Rakhamilova gave another example: the assertion that Israel is an apartheid state. “Apartheid is a system of racial subjugation to benefit one race over the other,” she said. “Does that happen in Israel? Do Arab Israelis have the same human rights as Jews in Israel? … Arab Israelis have equal rights in Israel.” She recommended including the message: “Until the Palestinians can accept the right for a Jewish state to exist, peace will be elusive. Peace can only come through mutual recognition and respect.”
In response to a question about how pro-Israel students should handle Jewish students who support BDS in the name of social justice and human rights, Rakhamilova said, “Just because you are Jewish doesn’t mean what you are saying is any less antisemitic,” and whether the criticisms are antisemitic or not can be gauged using the three Ds.

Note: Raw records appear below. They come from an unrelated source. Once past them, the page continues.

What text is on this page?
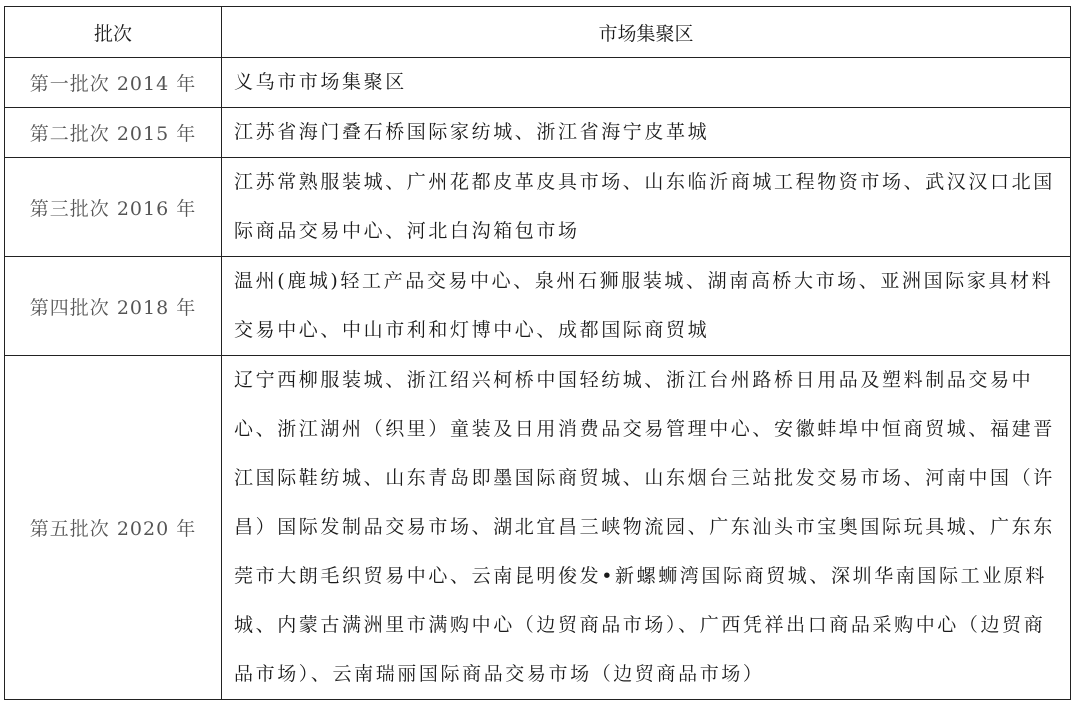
批次	市场集聚区
第一批次 2014 年	义乌市市场集聚区
第二批次 2015 年	江苏省海门叠石桥国际家纺城、浙江省海宁皮革城
第三批次 2016 年	江苏常熟服装城、广州花都皮革皮具市场、山东临沂商城工程物资市场、武汉汉口北国际商品交易中心、河北白沟箱包市场
第四批次 2018 年	温州(鹿城)轻工产品交易中心、泉州石狮服装城、湖南高桥大市场、亚洲国际家具材料交易中心、中山市利和灯博中心、成都国际商贸城
第五批次 2020 年	辽宁西柳服装城、浙江绍兴柯桥中国轻纺城、浙江台州路桥日用品及塑料制品交易中心、浙江湖州（织里）童装及日用消费品交易管理中心、安徽蚌埠中恒商贸城、福建晋江国际鞋纺城、山东青岛即墨国际商贸城、山东烟台三站批发交易市场、河南中国（许昌）国际发制品交易市场、湖北宜昌三峡物流园、广东汕头市宝奥国际玩具城、广东东莞市大朗毛织贸易中心、云南昆明俊发•新螺蛳湾国际商贸城、深圳华南国际工业原料城、内蒙古满洲里市满购中心（边贸商品市场）、广西凭祥出口商品采购中心（边贸商品市场）、云南瑞丽国际商品交易市场（边贸商品市场）
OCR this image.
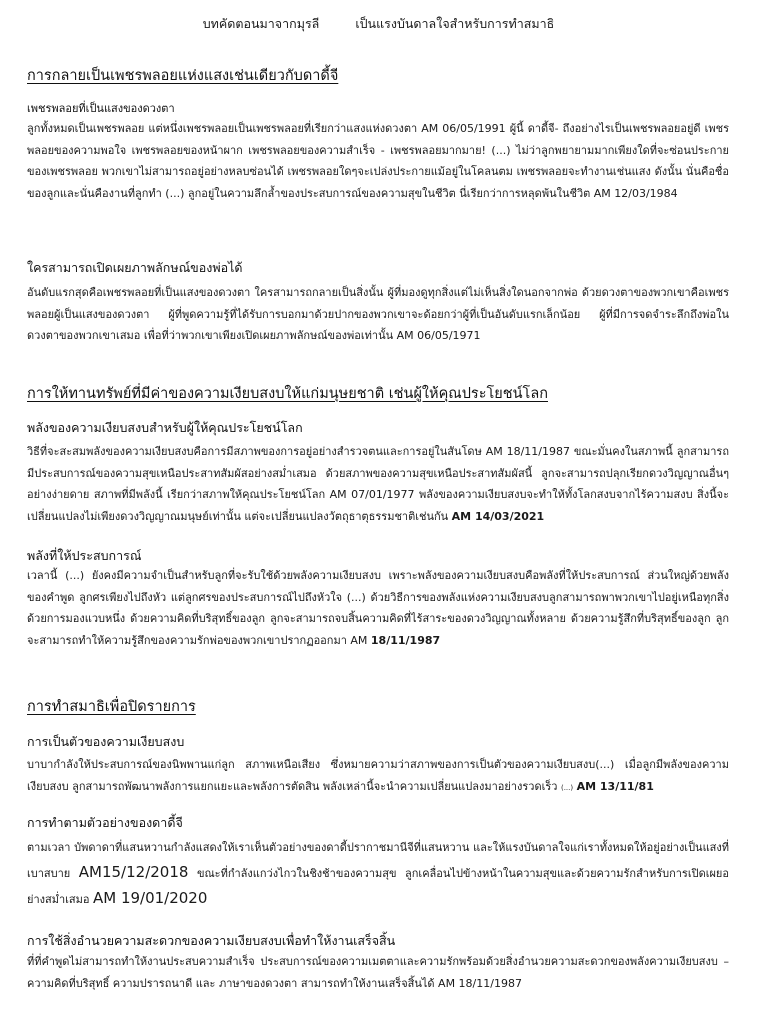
บทคัดตอนมาจากมุรลี	เป็นแรงบันดาลใจสำหรับการทำสมาธิ
การกลายเป็นเพชรพลอยแห่งแสงเช่นเดียวกับดาดี้จี
เพชรพลอยที่เป็นแสงของดวงตา

ลูกทั้งหมดเป็นเพชรพลอย แต่หนึ่งเพชรพลอยเป็นเพชรพลอยที่เรียกว่าแสงแห่งดวงตา AM 06/05/1991 ผู้นี้ ดาดี้จี- ถึงอย่างไรเป็นเพชรพลอยอยู่ดี เพชรพลอยของความพอใจ เพชรพลอยของหน้าผาก เพชรพลอยของความสำเร็จ - เพชรพลอยมากมาย! (...) ไม่ว่าลูกพยายามมากเพียงใดที่จะซ่อนประกายของเพชรพลอย พวกเขาไม่สามารถอยู่อย่างหลบซ่อนได้ เพชรพลอยใดๆจะเปล่งประกายแม้อยู่ในโคลนตม เพชรพลอยจะทำงานเช่นแสง ดังนั้น นั่นคือชื่อของลูกและนั่นคืองานที่ลูกทำ (...) ลูกอยู่ในความลึกล้ำของประสบการณ์ของความสุขในชีวิต นี่เรียกว่าการหลุดพ้นในชีวิต AM 12/03/1984

ใครสามารถเปิดเผยภาพลักษณ์ของพ่อได้

อันดับแรกสุดคือเพชรพลอยที่เป็นแสงของดวงตา ใครสามารถกลายเป็นสิ่งนั้น ผู้ที่มองดูทุกสิ่งแต่ไม่เห็นสิ่งใดนอกจากพ่อ ด้วยดวงตาของพวกเขาคือเพชรพลอยผู้เป็นแสงของดวงตา ผู้ที่พูดความรู้ที่ได้รับการบอกมาด้วยปากของพวกเขาจะด้อยกว่าผู้ที่เป็นอันดับแรกเล็กน้อย ผู้ที่มีการจดจำระลึกถึงพ่อในดวงตาของพวกเขาเสมอ เพื่อที่ว่าพวกเขาเพียงเปิดเผยภาพลักษณ์ของพ่อเท่านั้น AM 06/05/1971

การให้ทานทรัพย์ที่มีค่าของความเงียบสงบให้แก่มนุษยชาติ เช่นผู้ให้คุณประโยชน์โลก
พลังของความเงียบสงบสำหรับผู้ให้คุณประโยชน์โลก

วิธีที่จะสะสมพลังของความเงียบสงบคือการมีสภาพของการอยู่อย่างสำรวจตนและการอยู่ในสันโดษ AM 18/11/1987 ขณะมั่นคงในสภาพนี้ ลูกสามารถมีประสบการณ์ของความสุขเหนือประสาทสัมผัสอย่างสม่ำเสมอ ด้วยสภาพของความสุขเหนือประสาทสัมผัสนี้ ลูกจะสามารถปลุกเรียกดวงวิญญาณอื่นๆอย่างง่ายดาย สภาพที่มีพลังนี้ เรียกว่าสภาพให้คุณประโยชน์โลก AM 07/01/1977 พลังของความเงียบสงบจะทำให้ทั้งโลกสงบจากไร้ความสงบ สิ่งนี้จะเปลี่ยนแปลงไม่เพียงดวงวิญญาณมนุษย์เท่านั้น แต่จะเปลี่ยนแปลงวัตถุธาตุธรรมชาติเช่นกัน AM 14/03/2021

พลังที่ให้ประสบการณ์

เวลานี้ (...) ยังคงมีความจำเป็นสำหรับลูกที่จะรับใช้ด้วยพลังความเงียบสงบ เพราะพลังของความเงียบสงบคือพลังที่ให้ประสบการณ์ ส่วนใหญ่ด้วยพลังของคำพูด ลูกศรเพียงไปถึงหัว แต่ลูกศรของประสบการณ์ไปถึงหัวใจ (...) ด้วยวิธีการของพลังแห่งความเงียบสงบลูกสามารถพาพวกเขาไปอยู่เหนือทุกสิ่งด้วยการมองแวบหนึ่ง ด้วยความคิดที่บริสุทธิ์ของลูก ลูกจะสามารถจบสิ้นความคิดที่ไร้สาระของดวงวิญญาณทั้งหลาย ด้วยความรู้สึกที่บริสุทธิ์ของลูก ลูกจะสามารถทำให้ความรู้สึกของความรักพ่อของพวกเขาปรากฏออกมา AM 18/11/1987

การทำสมาธิเพื่อปิดรายการ
การเป็นตัวของความเงียบสงบ

บาบากำลังให้ประสบการณ์ของนิพพานแก่ลูก สภาพเหนือเสียง ซึ่งหมายความว่าสภาพของการเป็นตัวของความเงียบสงบ(...) เมื่อลูกมีพลังของความเงียบสงบ ลูกสามารถพัฒนาพลังการแยกแยะและพลังการตัดสิน พลังเหล่านี้จะนำความเปลี่ยนแปลงมาอย่างรวดเร็ว (...) AM 13/11/81

การทำตามตัวอย่างของดาดี้จี

ตามเวลา บัพดาดาที่แสนหวานกำลังแสดงให้เราเห็นตัวอย่างของดาดี้ปรากาชมานีจีที่แสนหวาน และให้แรงบันดาลใจแก่เราทั้งหมดให้อยู่อย่างเป็นแสงที่เบาสบาย AM15/12/2018 ขณะที่กำลังแกว่งไกวในชิงช้าของความสุข ลูกเคลื่อนไปข้างหน้าในความสุขและด้วยความรักสำหรับการเปิดเผยอย่างสม่ำเสมอ AM 19/01/2020

การใช้สิ่งอำนวยความสะดวกของความเงียบสงบเพื่อทำให้งานเสร็จสิ้น

ที่ที่คำพูดไม่สามารถทำให้งานประสบความสำเร็จ ประสบการณ์ของความเมตตาและความรักพร้อมด้วยสิ่งอำนวยความสะดวกของพลังความเงียบสงบ – ความคิดที่บริสุทธิ์ ความปรารถนาดี และ ภาษาของดวงตา สามารถทำให้งานเสร็จสิ้นได้ AM 18/11/1987
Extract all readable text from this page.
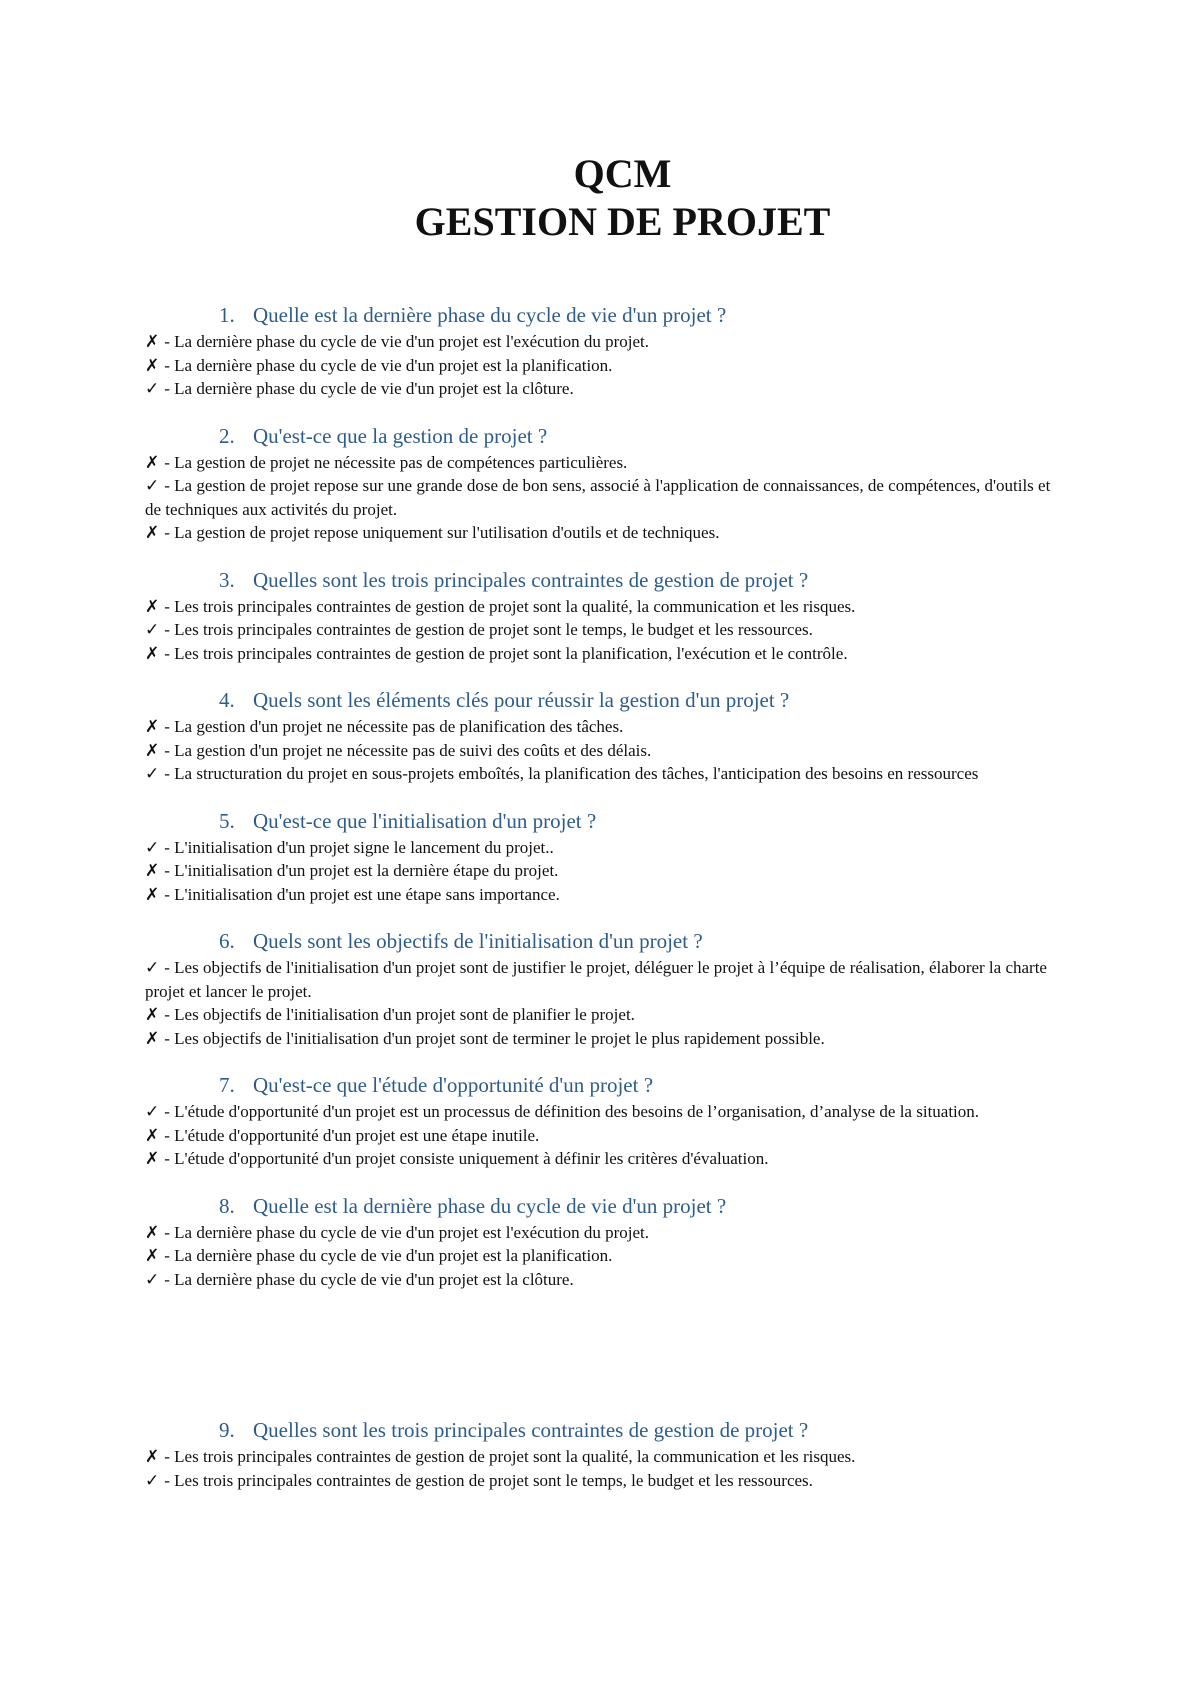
QCM
GESTION DE PROJET

1. Quelle est la dernière phase du cycle de vie d'un projet ?

✗ - La dernière phase du cycle de vie d'un projet est l'exécution du projet.

✗ - La dernière phase du cycle de vie d'un projet est la planification.

✓ - La dernière phase du cycle de vie d'un projet est la clôture.

2. Qu'est-ce que la gestion de projet ?

✗ - La gestion de projet ne nécessite pas de compétences particulières.

✓ - La gestion de projet repose sur une grande dose de bon sens, associé à l'application de connaissances, de compétences, d'outils et de techniques aux activités du projet.

✗ - La gestion de projet repose uniquement sur l'utilisation d'outils et de techniques.

3. Quelles sont les trois principales contraintes de gestion de projet ?

✗ - Les trois principales contraintes de gestion de projet sont la qualité, la communication et les risques.

✓ - Les trois principales contraintes de gestion de projet sont le temps, le budget et les ressources.

✗ - Les trois principales contraintes de gestion de projet sont la planification, l'exécution et le contrôle.

4. Quels sont les éléments clés pour réussir la gestion d'un projet ?

✗ - La gestion d'un projet ne nécessite pas de planification des tâches.

✗ - La gestion d'un projet ne nécessite pas de suivi des coûts et des délais.

✓ - La structuration du projet en sous-projets emboîtés, la planification des tâches, l'anticipation des besoins en ressources

5. Qu'est-ce que l'initialisation d'un projet ?

✓ - L'initialisation d'un projet signe le lancement du projet..

✗ - L'initialisation d'un projet est la dernière étape du projet.

✗ - L'initialisation d'un projet est une étape sans importance.

6. Quels sont les objectifs de l'initialisation d'un projet ?

✓ - Les objectifs de l'initialisation d'un projet sont de justifier le projet, déléguer le projet à l’équipe de réalisation, élaborer la charte projet et lancer le projet.

✗ - Les objectifs de l'initialisation d'un projet sont de planifier le projet.

✗ - Les objectifs de l'initialisation d'un projet sont de terminer le projet le plus rapidement possible.

7. Qu'est-ce que l'étude d'opportunité d'un projet ?

✓ - L'étude d'opportunité d'un projet est un processus de définition des besoins de l’organisation, d’analyse de la situation.

✗ - L'étude d'opportunité d'un projet est une étape inutile.

✗ - L'étude d'opportunité d'un projet consiste uniquement à définir les critères d'évaluation.

8. Quelle est la dernière phase du cycle de vie d'un projet ?

✗ - La dernière phase du cycle de vie d'un projet est l'exécution du projet.

✗ - La dernière phase du cycle de vie d'un projet est la planification.

✓ - La dernière phase du cycle de vie d'un projet est la clôture.

9. Quelles sont les trois principales contraintes de gestion de projet ?

✗ - Les trois principales contraintes de gestion de projet sont la qualité, la communication et les risques.

✓ - Les trois principales contraintes de gestion de projet sont le temps, le budget et les ressources.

A member of the Jewish Defence League (JDL) asked how to respond to an event such as the one held by the Progressive Jewish Alliance, who hosted Israeli conscientious objector Yonatan Shapira on campus on Nov. 3. Some 125 people attended that event, including about eight protesters.
Rakhamilova began to respond, “When you come in and you look like you are demonstrating against someone’s right to speak….”
“We are demonstrating against their spreading antisemitism and anti-Israel propaganda on campus,” interrupted the JDL member, adding, “We are just giving a positive message.”
Steinberg suggested “not giving the event more publicity,” to which the JDL member countered, “We need to address it.”
Steinberg responded, “When we spoke about going rogue against the Jewish community….” The JDL member interrupted again, saying, “Ignoring it will not make it go away.”
Steinberg said, “By virtue of being a minority, one represents the whole and that’s unfortunate, and it sucks, and that’s racist, and it’s awful, but that’s the way this works. We have no choice but to work together … to figure out the best way to handle anti-Israel activity on campus.”
When asked for alternatives to demonstration, Steinberg suggested writing an op-ed after the fact, “so you can control the messaging,” working with the administration, or sending students to take notes of what has been said to use in the future.
Rakhamilova noted that Hillel or the IOC could take action. “They never do,” contended the JDL member.
The event wrapped up soon afterward. Karmel described it as having been “really productive” and “helpful in improving” the ability of students to effectively communicate pro-Israel sentiments.
Zach Sagorin is a Vancouver freelance writer.